A key contribute of our analysis is that the relationship between digital government and corruption varies across income groups. Our results indicate that policy makers from the least developed countries should not look to e-gov as an ultimate solution to fight corruption. First, they should invest in infrastructures and human capital, to guarantee that e-gov services are accessible and the population is literate enough to use them. On the other hand, the upper middle income countries seem to be the ones that can fully exploit the development of e-gov as a key tool for fighting corruption.

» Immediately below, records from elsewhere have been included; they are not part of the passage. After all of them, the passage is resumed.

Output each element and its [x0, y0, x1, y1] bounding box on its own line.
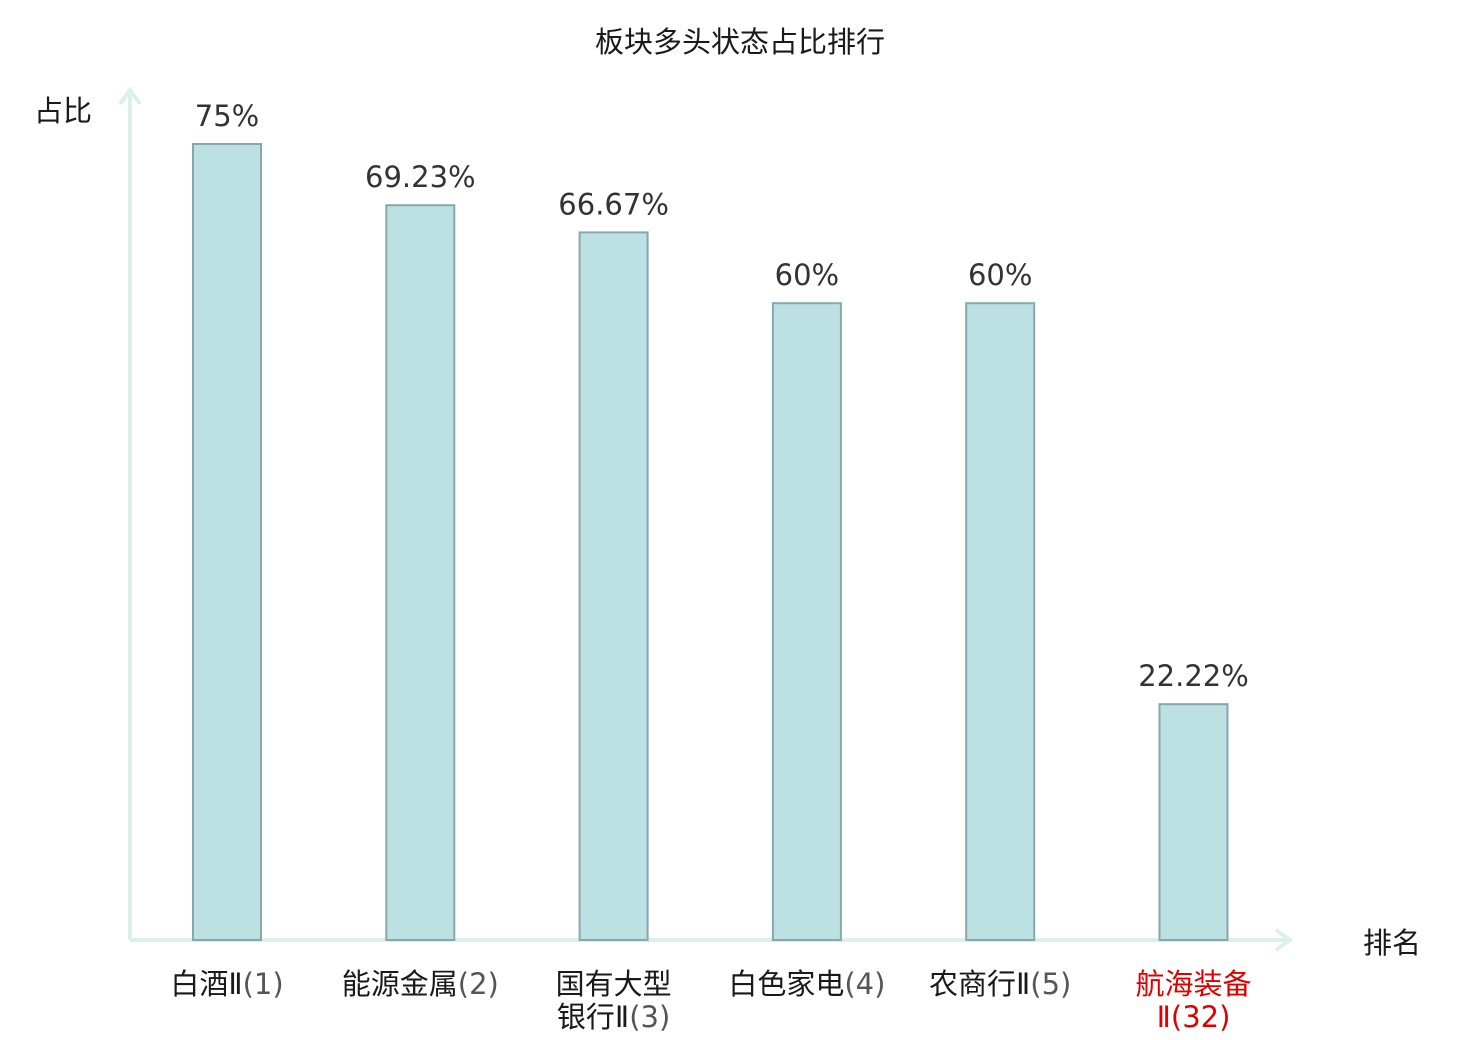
data-label: 75%	[195, 99, 259, 133]
data-label: 66.67%	[558, 187, 669, 221]
data-label: 60%	[775, 258, 839, 292]
data-label: 69.23%	[365, 160, 476, 194]
x-axis-label: 排名	[1363, 926, 1421, 960]
x-tick-label: 银行Ⅱ(3)	[557, 1000, 670, 1034]
x-tick-label: 航海装备	[1135, 967, 1251, 1001]
y-axis-arrow	[118, 86, 142, 106]
x-tick-label: 国有大型	[556, 967, 672, 1001]
bar	[192, 143, 262, 941]
data-label: 22.22%	[1138, 659, 1249, 693]
bar	[965, 302, 1036, 941]
bar	[385, 204, 456, 941]
x-tick-label: 农商行Ⅱ(5)	[929, 967, 1071, 1001]
y-axis-label: 占比	[34, 94, 92, 128]
data-label: 60%	[968, 258, 1032, 292]
x-tick-label: 白色家电(4)	[728, 967, 885, 1001]
x-axis-arrow	[1274, 928, 1294, 952]
bars-group	[192, 143, 1229, 942]
bar	[578, 231, 649, 942]
x-tick-label: 白酒Ⅱ(1)	[170, 967, 283, 1001]
x-tick-label: 能源金属(2)	[342, 967, 499, 1001]
value-labels-group: 75% 69.23% 66.67% 60% 60% 22.22%	[195, 99, 1249, 693]
x-tick-label: Ⅱ(32)	[1157, 1000, 1231, 1034]
bar	[1158, 703, 1229, 942]
chart-title: 板块多头状态占比排行	[595, 25, 885, 59]
bar	[771, 302, 842, 941]
axes	[118, 86, 1294, 952]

The relationship between e-gov and corruption is a hot topic in the e-gov field. With this paper, we show that the investment in ICT tools and their inclusion in governmental bodies could be an effective mechanism to fight corruption. As our measure of e-gov is very broad, future research could focus on different dimensions of electronic government (e.g. open government), to assess which ones are more helpful to improve corruption outcomes. Future research could always focus on other measures of corruption (e.g.: Corruption Perceptions Index) and use instrumental variables estimators in order to control for endogeneity.